State infrastructure spending increased by 15.4% to P568.8 billion last year from 2016, surpassing a P549.4-billion program under the 2017 budget, according to the Department of Budget and Management.
This brought overall spending up by 11% to P2.824 trillion in 2017 and led to a P350.6-billion deficit equivalent to 2.2% of GDP.
A more upbeat consumer market will likewise stoke economic activity.
“The first phase of tax reform is now being implemented and the cut in personal income tax should help private consumption,” S& P said, referring to Republic Act No. 10963 or the Tax Reform for Acceleration and Inclusion (TRAIN) law that took effect on Jan. 1.
TRAIN reduced personal income tax rates for those earning below P2 million annually. The foregone taxes — estimated at P10 billion — will be offset by the removal of some value-added tax breaks; raising fuel, automobile, mineral and coal excise tax rates, as well as adding levies on sugarsweetened drinks and cosmetic surgery.
The TRAIN is expected to raise P82.3 billion in the law’s first year of implementation.
S&P noted that the TRAIN law will cause a “temporary spike” in
inflation due to the new taxes, but will in turn generate additional revenues to support government spending.
Inflation surged to a threeyear high in February at 3.9% under the revised consumer price index.

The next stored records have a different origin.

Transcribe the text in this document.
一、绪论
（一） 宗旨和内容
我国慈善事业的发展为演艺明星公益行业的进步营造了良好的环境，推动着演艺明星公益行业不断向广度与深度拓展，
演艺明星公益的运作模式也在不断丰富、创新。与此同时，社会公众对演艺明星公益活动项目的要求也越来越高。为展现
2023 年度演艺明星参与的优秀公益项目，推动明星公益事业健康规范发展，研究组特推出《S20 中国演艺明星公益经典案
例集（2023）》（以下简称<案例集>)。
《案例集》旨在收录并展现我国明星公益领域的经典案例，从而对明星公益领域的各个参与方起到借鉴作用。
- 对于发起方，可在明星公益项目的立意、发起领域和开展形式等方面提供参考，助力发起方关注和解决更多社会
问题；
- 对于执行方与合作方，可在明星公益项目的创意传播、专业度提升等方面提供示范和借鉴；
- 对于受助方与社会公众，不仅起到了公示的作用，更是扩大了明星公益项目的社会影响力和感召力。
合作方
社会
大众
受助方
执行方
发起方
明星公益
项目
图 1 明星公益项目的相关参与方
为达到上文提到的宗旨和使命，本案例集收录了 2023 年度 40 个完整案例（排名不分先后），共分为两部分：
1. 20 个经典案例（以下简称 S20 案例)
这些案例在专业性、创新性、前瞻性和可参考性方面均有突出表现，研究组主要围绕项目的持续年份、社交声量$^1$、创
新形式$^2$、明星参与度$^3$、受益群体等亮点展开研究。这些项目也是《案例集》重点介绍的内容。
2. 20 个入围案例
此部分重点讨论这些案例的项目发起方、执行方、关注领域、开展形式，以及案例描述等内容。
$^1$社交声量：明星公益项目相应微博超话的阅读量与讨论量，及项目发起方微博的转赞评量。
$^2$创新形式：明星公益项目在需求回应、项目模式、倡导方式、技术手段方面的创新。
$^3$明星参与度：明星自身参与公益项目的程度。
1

Strong household consumption and increasing state spending, especially on infrastructure, are expected to help offset slowing growth in merchandise exports after a 10.2% increase in offshore sales of Philippine goods in 2017.
S& P said it does not expect a “significant” widening in the country’s current account deficit — fueled largely by a record trade deficit — but added it remains watchful about volatilities that could affect remittances, oil prices and imports.